In New York, a thousand Jews gathered to go beyond ill treatment, confronting the power relationships that are enabling the dehumanizing acts of government. They swirled outside – and some inside -- an Amazon store to protest Amazon’s contracts with ICE to supply digital support for hunting down and deporting immigrants.
Inside the store, as shown here, demonstrators said Kaddish for refugee children who died from neglect and abuse while in US government custody, about 40 were arrested.
“We mourn the destruction of all things holy on the Jewish observance of Tisha b’Av,” said Rabbi Sharon Kleinbaum. “This current administration’s attacks on immigrants, Muslims, Jews, people of color, and so many others are likewise horrific destruction of holiness.
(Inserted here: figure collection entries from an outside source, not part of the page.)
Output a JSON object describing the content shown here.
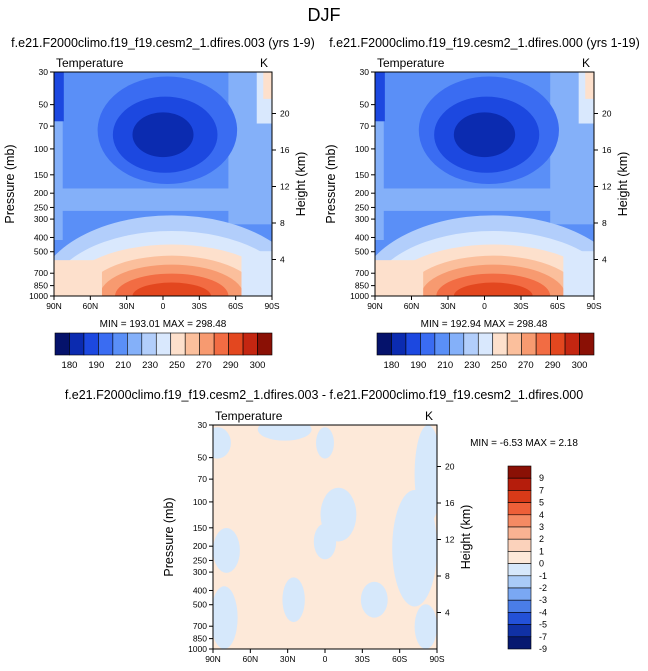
{
  "figure_title": "DJF",
  "chart_data": [
    {
      "type": "contour",
      "title": "f.e21.F2000climo.f19_f19.cesm2_1.dfires.003 (yrs 1-9)",
      "variable_label": "Temperature",
      "units": "K",
      "xlabel": "",
      "ylabel": "Pressure (mb)",
      "ylabel_right": "Height (km)",
      "x_ticks": [
        "90N",
        "60N",
        "30N",
        "0",
        "30S",
        "60S",
        "90S"
      ],
      "y_ticks": [
        30,
        50,
        70,
        100,
        150,
        200,
        250,
        300,
        400,
        500,
        700,
        850,
        1000
      ],
      "y_scale": "log",
      "ylim": [
        1000,
        30
      ],
      "height_ticks_km": [
        4,
        8,
        12,
        16,
        20
      ],
      "stats": "MIN = 193.01   MAX = 298.48",
      "colorbar_orientation": "horizontal",
      "colorbar_labels": [
        "180",
        "190",
        "210",
        "230",
        "250",
        "270",
        "290",
        "300"
      ]
    },
    {
      "type": "contour",
      "title": "f.e21.F2000climo.f19_f19.cesm2_1.dfires.000 (yrs 1-19)",
      "variable_label": "Temperature",
      "units": "K",
      "xlabel": "",
      "ylabel": "Pressure (mb)",
      "ylabel_right": "Height (km)",
      "x_ticks": [
        "90N",
        "60N",
        "30N",
        "0",
        "30S",
        "60S",
        "90S"
      ],
      "y_ticks": [
        30,
        50,
        70,
        100,
        150,
        200,
        250,
        300,
        400,
        500,
        700,
        850,
        1000
      ],
      "y_scale": "log",
      "ylim": [
        1000,
        30
      ],
      "height_ticks_km": [
        4,
        8,
        12,
        16,
        20
      ],
      "stats": "MIN = 192.94   MAX = 298.48",
      "colorbar_orientation": "horizontal",
      "colorbar_labels": [
        "180",
        "190",
        "210",
        "230",
        "250",
        "270",
        "290",
        "300"
      ]
    },
    {
      "type": "contour",
      "title": "f.e21.F2000climo.f19_f19.cesm2_1.dfires.003 - f.e21.F2000climo.f19_f19.cesm2_1.dfires.000",
      "variable_label": "Temperature",
      "units": "K",
      "xlabel": "",
      "ylabel": "Pressure (mb)",
      "ylabel_right": "Height (km)",
      "x_ticks": [
        "90N",
        "60N",
        "30N",
        "0",
        "30S",
        "60S",
        "90S"
      ],
      "y_ticks": [
        30,
        50,
        70,
        100,
        150,
        200,
        250,
        300,
        400,
        500,
        700,
        850,
        1000
      ],
      "y_scale": "log",
      "ylim": [
        1000,
        30
      ],
      "height_ticks_km": [
        4,
        8,
        12,
        16,
        20
      ],
      "stats": "MIN =  -6.53   MAX =   2.18",
      "colorbar_orientation": "vertical",
      "colorbar_labels": [
        "9",
        "7",
        "5",
        "4",
        "3",
        "2",
        "1",
        "0",
        "-1",
        "-2",
        "-3",
        "-4",
        "-5",
        "-7",
        "-9"
      ]
    }
  ],
  "colors": {
    "abs_scale": [
      "#05126b",
      "#0b2bb0",
      "#1c48e0",
      "#3a6cf2",
      "#5a8ff7",
      "#84b0f9",
      "#b2cefb",
      "#d9e8fd",
      "#fde0cc",
      "#fbbf9c",
      "#f79a70",
      "#f26c43",
      "#e3471f",
      "#c42611",
      "#8a1005"
    ],
    "diff_scale": [
      "#8a1005",
      "#b51d0c",
      "#d93a18",
      "#ee5f38",
      "#f58a63",
      "#f9b292",
      "#fbd2bb",
      "#fde9d9",
      "#d6e8fb",
      "#a9cbf7",
      "#7aa8f3",
      "#4a7de8",
      "#2351d8",
      "#1031a5",
      "#061870"
    ]
  }
}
CBST is proud to stand with all those suffering today and against the evil of the camps, ICE policies, and the separation of families. Never Again is Now.”
“Tisha B’Av is a time for mourning destruction and devastation. Sadly, unconscionably, this year, destruction and devastation are all around us,” Rabbi Shai Held also wrote in the statement. “We have a tremendous amount to mourn—the relentless assault on the most basic values of empathy and decency; the cruelty daily enacted in our name; the metastatization of racism and antisemitism in our country. We mourn, but we are also here today to say that beyond mourning, we will fight.”
We are taught that in our doorways and at the gateeways that distinguish us from other communities, we should pause and recite the Sh'ma tht reminds us that the world is ultimately ONE. Yesterday many American Jews stepped across a threshold to assert that this Unity commands us to defend others who are being treated cruelly, as well as remembering and resisting cruelty aimed at us.
It is a fitting time to pause and say, "Hush'sh'sh and listen, you Godwrestlers: The Breath of Life is our God, and the Breath of Life is ONE. Sh'sh'shma Yisrael, Yahhhh elohenu, Yahhh echad."